Comment analysez vous cette attitude de l'Etat à votre égard ? Simple ajustement budgétaire ou hésitation politique de fond ?
 
"Il y a un décalage entre le discours et la méthode et c'est un signal très négatif pour les agriculteurs qui se posent la question de choisir une agriculture respectueuse de l'environnement et de la santé de tous. Depuis l'arrivée de Stéphane le Foll au Ministère de l'agriculture, l'agroécologie est mise en avant avec notamment le plan Ambition (mai 2013) qui vise le doublement des surfaces bio d'ici fin 2017. Il y a aussi le plan Ecophyto qui a pour objectif de réduire de 50 % l'usage des pesticides en agriculture sur notre beau territoire d'ici 2025. Pourtant, ce sont précisément les producteurs bio qui se retrouvent inquiétés et qui attendent ces aides synonymes de reconnaissance !"

Il a été plutôt question jusqu'alors d'un "verdissement" à venir de la Politique agricole commune (PAC) et des aides induites. Les agriculteurs biologiques y voient-ils clair aujourd'hui sur ce plan ?

"C'est le flou le plus complet. Toutes les mesures ne sont pas encore sorties et s'il y a des avancées sur l'aide à l'installation pour les jeunes agriculteurs en bio et l'aide au passage aux référentiels bio pour les autres, il y a toujours ces incertitudes sur le plafonnement de l'aide au maintien, sur son paiement intégral ..."
 
"Maintenant il va falloir travailler non seulement sur l'installation de jeunes et de moins jeunes, sur les projets atypiques mais aussi sur la transmission."

Vous êtes la nouvelle présidente du GABB Anjou, pouvez-vous vous présenter en quelques lignes ?

"Comme de plus en plus de paysans biologiques, je ne me destinais pas forcément à une carrière dans l'agriculture : mes parents étaient horticulteurs et mes études me destinaient plutôt à un travail de laboratoire ou de recherche dans le monde végétal. Avec mon mari, nous avons eu un projet fou pour nourrir notre famille : reprendre ensemble une petite ferme et l'ouvrir au public. La ferme biologique s'est imposée à nous ! Nous avons mis en place la vente directe et nos chambres d'hôtes ainsi que la table d'hôtes à base de produits bio de notre réseau bien sur.
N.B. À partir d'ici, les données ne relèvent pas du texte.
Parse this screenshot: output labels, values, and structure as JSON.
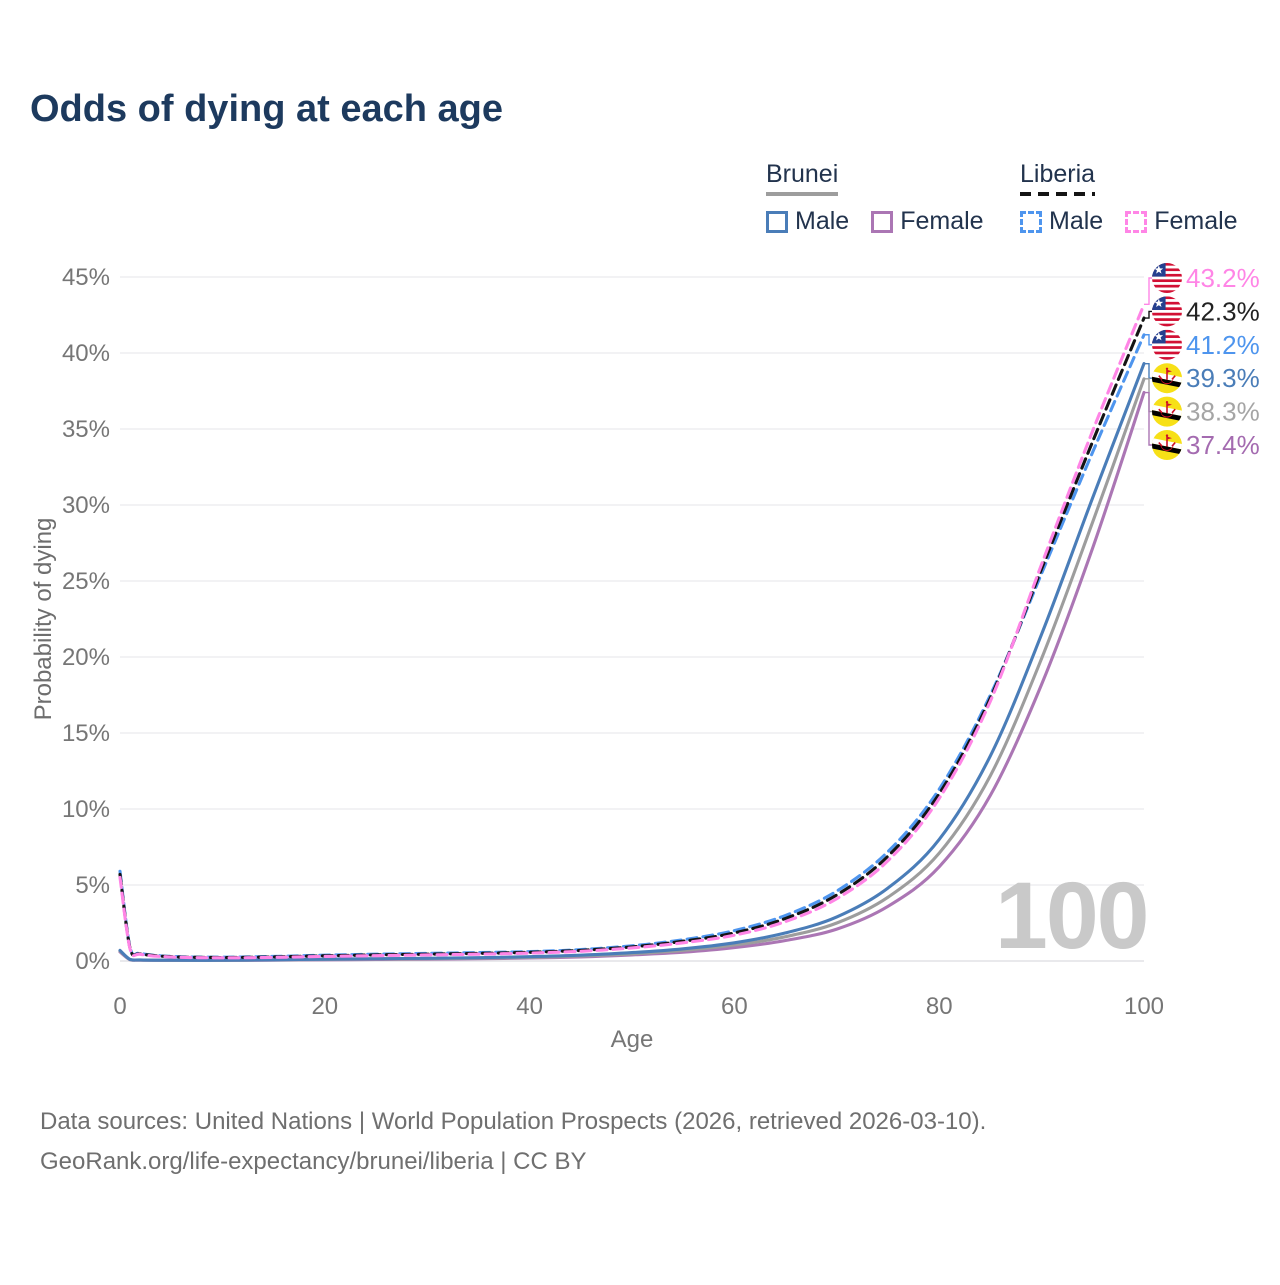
{
  "title": "Odds of dying at each age",
  "watermark": "100",
  "legend": {
    "groups": [
      {
        "country": "Brunei",
        "line_style": "solid",
        "underline_css": "background:#9d9d9d",
        "items": [
          {
            "label": "Male",
            "color": "#4a7db8",
            "box_css": "border:3px solid #4a7db8"
          },
          {
            "label": "Female",
            "color": "#ab76b4",
            "box_css": "border:3px solid #ab76b4"
          }
        ]
      },
      {
        "country": "Liberia",
        "line_style": "dashed",
        "underline_css": "background:repeating-linear-gradient(90deg,#141414 0 11px,transparent 11px 18px)",
        "items": [
          {
            "label": "Male",
            "color": "#4e95ee",
            "box_css": "border:3px dashed #4e95ee"
          },
          {
            "label": "Female",
            "color": "#ff85e6",
            "box_css": "border:3px dashed #ff85e6"
          }
        ]
      }
    ]
  },
  "footer": {
    "line1": "Data sources: United Nations | World Population Prospects (2026, retrieved 2026-03-10).",
    "line2": "GeoRank.org/life-expectancy/brunei/liberia | CC BY"
  },
  "chart_data": {
    "type": "line",
    "title": "Odds of dying at each age",
    "xlabel": "Age",
    "ylabel": "Probability of dying",
    "xlim": [
      0,
      100
    ],
    "ylim": [
      0,
      45
    ],
    "x_ticks": [
      0,
      20,
      40,
      60,
      80,
      100
    ],
    "y_ticks": [
      0,
      5,
      10,
      15,
      20,
      25,
      30,
      35,
      40,
      45
    ],
    "y_tick_suffix": "%",
    "grid": "horizontal",
    "legend_position": "top-right",
    "series": [
      {
        "name": "Liberia Female",
        "country": "Liberia",
        "sex": "Female",
        "color": "#ff85e6",
        "label_color": "#ff85e6",
        "dashed": true,
        "flag": "liberia",
        "end_label": "43.2%",
        "points": [
          [
            0,
            5.5
          ],
          [
            1,
            0.75
          ],
          [
            2,
            0.44
          ],
          [
            5,
            0.26
          ],
          [
            10,
            0.21
          ],
          [
            15,
            0.24
          ],
          [
            20,
            0.3
          ],
          [
            25,
            0.35
          ],
          [
            30,
            0.4
          ],
          [
            35,
            0.45
          ],
          [
            40,
            0.52
          ],
          [
            45,
            0.64
          ],
          [
            50,
            0.86
          ],
          [
            55,
            1.2
          ],
          [
            60,
            1.7
          ],
          [
            65,
            2.6
          ],
          [
            70,
            4.1
          ],
          [
            75,
            6.6
          ],
          [
            80,
            10.7
          ],
          [
            85,
            17.1
          ],
          [
            90,
            26.1
          ],
          [
            95,
            34.9
          ],
          [
            100,
            43.2
          ]
        ]
      },
      {
        "name": "Liberia Both sexes",
        "country": "Liberia",
        "sex": "Both",
        "color": "#141414",
        "label_color": "#222222",
        "dashed": true,
        "flag": "liberia",
        "end_label": "42.3%",
        "points": [
          [
            0,
            5.7
          ],
          [
            1,
            0.8
          ],
          [
            2,
            0.47
          ],
          [
            5,
            0.28
          ],
          [
            10,
            0.23
          ],
          [
            15,
            0.27
          ],
          [
            20,
            0.34
          ],
          [
            25,
            0.4
          ],
          [
            30,
            0.45
          ],
          [
            35,
            0.5
          ],
          [
            40,
            0.57
          ],
          [
            45,
            0.7
          ],
          [
            50,
            0.93
          ],
          [
            55,
            1.3
          ],
          [
            60,
            1.85
          ],
          [
            65,
            2.8
          ],
          [
            70,
            4.35
          ],
          [
            75,
            6.9
          ],
          [
            80,
            11.0
          ],
          [
            85,
            17.3
          ],
          [
            90,
            25.8
          ],
          [
            95,
            34.2
          ],
          [
            100,
            42.3
          ]
        ]
      },
      {
        "name": "Liberia Male",
        "country": "Liberia",
        "sex": "Male",
        "color": "#4e95ee",
        "label_color": "#4e95ee",
        "dashed": true,
        "flag": "liberia",
        "end_label": "41.2%",
        "points": [
          [
            0,
            5.9
          ],
          [
            1,
            0.85
          ],
          [
            2,
            0.5
          ],
          [
            5,
            0.3
          ],
          [
            10,
            0.25
          ],
          [
            15,
            0.3
          ],
          [
            20,
            0.38
          ],
          [
            25,
            0.45
          ],
          [
            30,
            0.5
          ],
          [
            35,
            0.55
          ],
          [
            40,
            0.62
          ],
          [
            45,
            0.75
          ],
          [
            50,
            1.0
          ],
          [
            55,
            1.4
          ],
          [
            60,
            2.0
          ],
          [
            65,
            3.0
          ],
          [
            70,
            4.6
          ],
          [
            75,
            7.2
          ],
          [
            80,
            11.3
          ],
          [
            85,
            17.5
          ],
          [
            90,
            25.5
          ],
          [
            95,
            33.5
          ],
          [
            100,
            41.2
          ]
        ]
      },
      {
        "name": "Brunei Male",
        "country": "Brunei",
        "sex": "Male",
        "color": "#4a7db8",
        "label_color": "#4a7db8",
        "dashed": false,
        "flag": "brunei",
        "end_label": "39.3%",
        "points": [
          [
            0,
            0.7
          ],
          [
            1,
            0.1
          ],
          [
            2,
            0.07
          ],
          [
            5,
            0.05
          ],
          [
            10,
            0.05
          ],
          [
            15,
            0.08
          ],
          [
            20,
            0.12
          ],
          [
            25,
            0.15
          ],
          [
            30,
            0.18
          ],
          [
            35,
            0.22
          ],
          [
            40,
            0.28
          ],
          [
            45,
            0.38
          ],
          [
            50,
            0.55
          ],
          [
            55,
            0.8
          ],
          [
            60,
            1.2
          ],
          [
            65,
            1.85
          ],
          [
            70,
            2.9
          ],
          [
            75,
            4.8
          ],
          [
            80,
            8.0
          ],
          [
            85,
            13.5
          ],
          [
            90,
            21.5
          ],
          [
            95,
            30.5
          ],
          [
            100,
            39.3
          ]
        ]
      },
      {
        "name": "Brunei Both sexes",
        "country": "Brunei",
        "sex": "Both",
        "color": "#9d9d9d",
        "label_color": "#a5a5a5",
        "dashed": false,
        "flag": "brunei",
        "end_label": "38.3%",
        "points": [
          [
            0,
            0.65
          ],
          [
            1,
            0.09
          ],
          [
            2,
            0.06
          ],
          [
            5,
            0.045
          ],
          [
            10,
            0.045
          ],
          [
            15,
            0.07
          ],
          [
            20,
            0.1
          ],
          [
            25,
            0.13
          ],
          [
            30,
            0.15
          ],
          [
            35,
            0.19
          ],
          [
            40,
            0.24
          ],
          [
            45,
            0.33
          ],
          [
            50,
            0.47
          ],
          [
            55,
            0.7
          ],
          [
            60,
            1.05
          ],
          [
            65,
            1.6
          ],
          [
            70,
            2.5
          ],
          [
            75,
            4.2
          ],
          [
            80,
            7.1
          ],
          [
            85,
            12.2
          ],
          [
            90,
            19.9
          ],
          [
            95,
            28.9
          ],
          [
            100,
            38.3
          ]
        ]
      },
      {
        "name": "Brunei Female",
        "country": "Brunei",
        "sex": "Female",
        "color": "#ab76b4",
        "label_color": "#a46bb0",
        "dashed": false,
        "flag": "brunei",
        "end_label": "37.4%",
        "points": [
          [
            0,
            0.6
          ],
          [
            1,
            0.08
          ],
          [
            2,
            0.05
          ],
          [
            5,
            0.04
          ],
          [
            10,
            0.04
          ],
          [
            15,
            0.05
          ],
          [
            20,
            0.08
          ],
          [
            25,
            0.1
          ],
          [
            30,
            0.12
          ],
          [
            35,
            0.15
          ],
          [
            40,
            0.2
          ],
          [
            45,
            0.27
          ],
          [
            50,
            0.4
          ],
          [
            55,
            0.58
          ],
          [
            60,
            0.88
          ],
          [
            65,
            1.35
          ],
          [
            70,
            2.1
          ],
          [
            75,
            3.6
          ],
          [
            80,
            6.2
          ],
          [
            85,
            10.9
          ],
          [
            90,
            18.2
          ],
          [
            95,
            27.2
          ],
          [
            100,
            37.4
          ]
        ]
      }
    ]
  }
}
J'ai rejoint assez rapidement le conseil d'administration du Gabb'Anjou qui regroupe des hommes et des femmes, paysans bio et biodynamiques de tout le département, avec des productions aussi diverses que variées..."

Comment abordez-vous cette fonction ? Vous êtes-vous donnée des objectifs ?

"Je ne suis pas seule, nous sommes nombreux à participer aux conseils d'administration et le bureau m'entoure. Nous avons une bonne équipe  de salariées et Philippe Jaunet , l'ancien président n'en a pas terminé avec ses représentations ! Nos objectifs de toujours sont de défendre les agriculteurs biologiques, de développer la bio, d'accompagner les producteurs en conversion, ceux qui s'installent... mais aussi de communiquer et sensibiliser le grand public sur les bienfaits de l'agriculture bio. Nous désirons également, pour être au plus près de nos paysans bio, accompagner les groupes locaux dans leur création et leur fonctionnement.
En ces temps de réforme territoriale, il nous faudra aussi travailler avec les élus; aborder des sujets tels que la qualité de l'eau, la restauration collective.... les aides conversion et maintien."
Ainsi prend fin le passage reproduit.